Hálá soruyor musunuz?

TARHAN Erdem bir kere daha tıraşımızı gözümüzün önüne döktü. Milliyet Gazetesi’nde ilk iki bölümü düne kadar yayımlanan "Gündelik Yaşamda Din, Laiklik ve Türban" konulu araştırma Adalet ve Kalkınma Partisi (AKP) iktidarının laik Türkiye’yi getirdiği noktayı rakamlarla, grafiklerle ortaya koymakla kalmadı.

Birkaç ay önce "Türkiye Malezya olur mu?" diye tartışanlara, "Malezya olmamıza ramak kaldığını" söyledi.

Şimdi isterseniz "Bu gidişle İran olur muyuz konusunu" tartışalım.

Öyle ya... Tarhan Erdem ve ekibi tarafından aynı konuda yapılan araştırmaya göre "başını -türban, başörtüsü, yemeni yahut çarşafla- örtenlerin toplam nüfustaki oranı Mayıs 2003’te yüzde 64.2 iken, Eylül 2007’de yüzde 69.4’e çıktı."

Geleneklerine bağlı kadınlarımızın başını, başörtüsü, yemeni hatta çok muhafazakar çevredekilerin çarşafla örttüğü bilindiği için bunları önemsemeyebilirsiniz.
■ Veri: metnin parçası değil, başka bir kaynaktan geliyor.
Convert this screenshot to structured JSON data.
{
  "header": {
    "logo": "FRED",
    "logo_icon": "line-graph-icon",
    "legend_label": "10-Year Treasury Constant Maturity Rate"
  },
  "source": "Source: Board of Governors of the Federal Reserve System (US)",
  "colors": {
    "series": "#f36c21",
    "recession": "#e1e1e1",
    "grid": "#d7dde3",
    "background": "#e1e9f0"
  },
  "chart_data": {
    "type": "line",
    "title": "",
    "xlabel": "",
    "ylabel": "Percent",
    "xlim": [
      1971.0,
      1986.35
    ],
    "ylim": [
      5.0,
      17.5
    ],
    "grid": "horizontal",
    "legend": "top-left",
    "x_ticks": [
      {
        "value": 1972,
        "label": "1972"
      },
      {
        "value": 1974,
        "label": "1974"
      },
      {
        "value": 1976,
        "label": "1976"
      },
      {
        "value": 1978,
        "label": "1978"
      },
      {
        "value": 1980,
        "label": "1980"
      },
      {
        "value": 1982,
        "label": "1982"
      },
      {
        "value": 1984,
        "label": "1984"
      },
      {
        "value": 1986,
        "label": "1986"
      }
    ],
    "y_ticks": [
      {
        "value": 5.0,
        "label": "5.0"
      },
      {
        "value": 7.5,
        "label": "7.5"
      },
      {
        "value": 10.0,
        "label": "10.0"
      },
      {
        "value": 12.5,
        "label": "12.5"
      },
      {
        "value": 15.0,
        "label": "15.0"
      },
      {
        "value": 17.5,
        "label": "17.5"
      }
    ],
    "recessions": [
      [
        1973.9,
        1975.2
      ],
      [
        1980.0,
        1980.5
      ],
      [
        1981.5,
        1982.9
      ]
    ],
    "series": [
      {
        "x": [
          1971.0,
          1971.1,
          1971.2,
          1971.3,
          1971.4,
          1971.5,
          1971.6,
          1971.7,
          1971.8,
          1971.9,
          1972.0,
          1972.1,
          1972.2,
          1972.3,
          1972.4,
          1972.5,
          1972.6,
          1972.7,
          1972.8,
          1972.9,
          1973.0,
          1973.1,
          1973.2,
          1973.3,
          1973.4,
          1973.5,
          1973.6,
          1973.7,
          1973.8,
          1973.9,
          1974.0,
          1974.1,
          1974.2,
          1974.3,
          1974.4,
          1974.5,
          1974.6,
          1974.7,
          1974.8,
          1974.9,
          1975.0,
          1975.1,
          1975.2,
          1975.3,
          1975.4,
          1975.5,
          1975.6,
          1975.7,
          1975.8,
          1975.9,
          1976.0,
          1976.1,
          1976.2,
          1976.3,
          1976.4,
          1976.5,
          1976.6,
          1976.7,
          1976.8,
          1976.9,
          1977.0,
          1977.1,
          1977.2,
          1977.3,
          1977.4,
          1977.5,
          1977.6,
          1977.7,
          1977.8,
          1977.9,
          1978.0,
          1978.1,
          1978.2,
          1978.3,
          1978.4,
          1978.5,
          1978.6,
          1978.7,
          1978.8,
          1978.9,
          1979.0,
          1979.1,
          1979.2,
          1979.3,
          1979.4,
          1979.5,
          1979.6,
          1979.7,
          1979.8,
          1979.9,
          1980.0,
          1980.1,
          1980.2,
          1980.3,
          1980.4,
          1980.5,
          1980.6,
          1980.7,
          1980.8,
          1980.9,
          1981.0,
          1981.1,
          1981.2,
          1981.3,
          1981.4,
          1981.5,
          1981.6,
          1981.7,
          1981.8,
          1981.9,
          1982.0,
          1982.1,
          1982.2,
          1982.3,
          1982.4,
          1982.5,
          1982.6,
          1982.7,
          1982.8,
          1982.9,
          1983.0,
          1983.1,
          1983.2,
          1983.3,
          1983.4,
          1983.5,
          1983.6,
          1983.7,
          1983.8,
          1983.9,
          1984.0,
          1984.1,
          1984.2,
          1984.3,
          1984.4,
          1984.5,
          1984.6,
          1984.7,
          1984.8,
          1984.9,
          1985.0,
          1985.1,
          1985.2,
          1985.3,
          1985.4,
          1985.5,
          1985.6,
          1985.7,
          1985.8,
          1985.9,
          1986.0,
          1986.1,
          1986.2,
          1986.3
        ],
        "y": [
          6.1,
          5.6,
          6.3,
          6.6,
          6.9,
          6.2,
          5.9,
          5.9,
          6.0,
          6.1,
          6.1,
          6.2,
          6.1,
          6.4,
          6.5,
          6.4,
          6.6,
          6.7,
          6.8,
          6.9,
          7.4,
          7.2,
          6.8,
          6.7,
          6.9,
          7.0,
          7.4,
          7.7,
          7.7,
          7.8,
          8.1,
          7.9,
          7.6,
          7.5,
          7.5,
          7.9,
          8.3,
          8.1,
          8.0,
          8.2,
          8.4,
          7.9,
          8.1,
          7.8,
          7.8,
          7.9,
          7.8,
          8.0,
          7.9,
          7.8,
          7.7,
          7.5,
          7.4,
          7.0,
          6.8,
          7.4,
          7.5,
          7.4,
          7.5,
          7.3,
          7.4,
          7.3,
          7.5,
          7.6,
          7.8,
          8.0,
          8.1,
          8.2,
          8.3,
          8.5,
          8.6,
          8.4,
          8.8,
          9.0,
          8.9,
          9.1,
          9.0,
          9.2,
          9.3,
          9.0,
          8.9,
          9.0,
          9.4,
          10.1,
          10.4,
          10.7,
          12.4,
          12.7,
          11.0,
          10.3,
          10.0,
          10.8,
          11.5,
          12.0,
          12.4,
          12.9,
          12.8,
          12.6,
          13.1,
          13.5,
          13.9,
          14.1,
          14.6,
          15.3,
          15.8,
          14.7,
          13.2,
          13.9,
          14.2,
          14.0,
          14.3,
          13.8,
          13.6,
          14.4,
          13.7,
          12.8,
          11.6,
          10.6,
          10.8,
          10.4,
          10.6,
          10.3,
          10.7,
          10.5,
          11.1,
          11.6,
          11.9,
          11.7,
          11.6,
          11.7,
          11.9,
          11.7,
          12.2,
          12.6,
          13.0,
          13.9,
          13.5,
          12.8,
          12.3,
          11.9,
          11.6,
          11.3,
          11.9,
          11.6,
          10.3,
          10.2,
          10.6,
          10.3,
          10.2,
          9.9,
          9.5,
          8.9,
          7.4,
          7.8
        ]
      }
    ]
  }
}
Oysa "siyasal simge" niteliği taşıdığı "yargı kararıyla" kesinleşen "türban"daki değişim önemlidir.

Erdem ve ekibi, 4 yıl önceki araştırmaya göre başını "türbanla" örtenlerin oranı yüzde 3.5 iken şimdi bu oranın yüzde 16.2’ye çıktığını yani yaklaşık 5 (tam olarak 4.7) misli arttığını söylüyor.

Biz sözün burasında dikkatinizi çekelim:

Erdem ve ekibi araştırmayı yaparken en düşük "18-28 yaş grubunu" esas almış.

Son günlerde gazetelerde haber konusu olan bir hanım kız vardı. Anımsayacaksınız... Adana’nın Kozan İlçesi’nde bir ödül almak için başı türbanlı olarak sahneye çıkınca azarlanıp gururuyla oynanan Tevhide Kütük’ten söz ediyoruz.

Peki Tevhide Kütük kaç yaşındaydı dersiniz?

Biz söyleyelim, en çok 16, bilemediniz 17... Dahası, bu çocuk Kozan İmam Hatip Lisesi 11’inci sınıf öğrencisiydi.

Yasalarımız
tüm ilk ve orta öğretim kurumlarında "türbanı" yasaklıyor değil mi?

Hadi çocuğun gururuyla oynanmasını eleştirelim. Peki ama bu ülkenin Başbakanı, sırf türbanlı olduğu için Tevhide’yi telefonla arayıp "Evladım, bu haksızlıklar bir gün bitecek" derse, "türban" ve türbanlı sayısı artar mı, azalır mı?

Başbakan Erdoğan, Tevhide’ye karşı kaba davranan kaymakam ile jandarma komutanını arattırıp "Yaptığınız kabalıktır ama yasaları koruduğunuz için size teşekkür ederim" demez, diyemez miydi?

Demez, diyemez. Çünkü o yasalardan değil türbandan yana bir kişidir.

Nitekim aynı şekilde Rize’nin Kalkandere İlçesi İmam Hatip Lisesi’nde 16 yaşındaki Emine Elif Azder’e, "Evladım, başındaki türbanı çıkar da Valilikteki ödül törenine öyle gel" diyen okul müdürü şimdi cezalandırılmayı bekliyor. Çünkü Başbakan Erdoğan bu defa da Emine’nin babası Mustafa Azder’i arayarak, "konuyla ilgileneceği" müjdesini verdi.

Peki aynı Başbakan -hani hepimize karşı eşit davranacaktı ya, o Başbakan’dan söz ediyoruz- Amasya Anadolu Kız Meslek Lisesi’nden kendilerine "namaz kılmaları ve kapanmaları" yönünde baskı yapıldığı için okullarını değiştirmeye mecbur kalan 4 kız öğrenciye neden telefon edip "Müsterih olun çocuklar. Size baskı yapılmasına izin vermem. Yanınızdayım" demedi?

Tarafsız olduğu, laik rejimi koruduğu, yasalara saygılı olduğu için mi?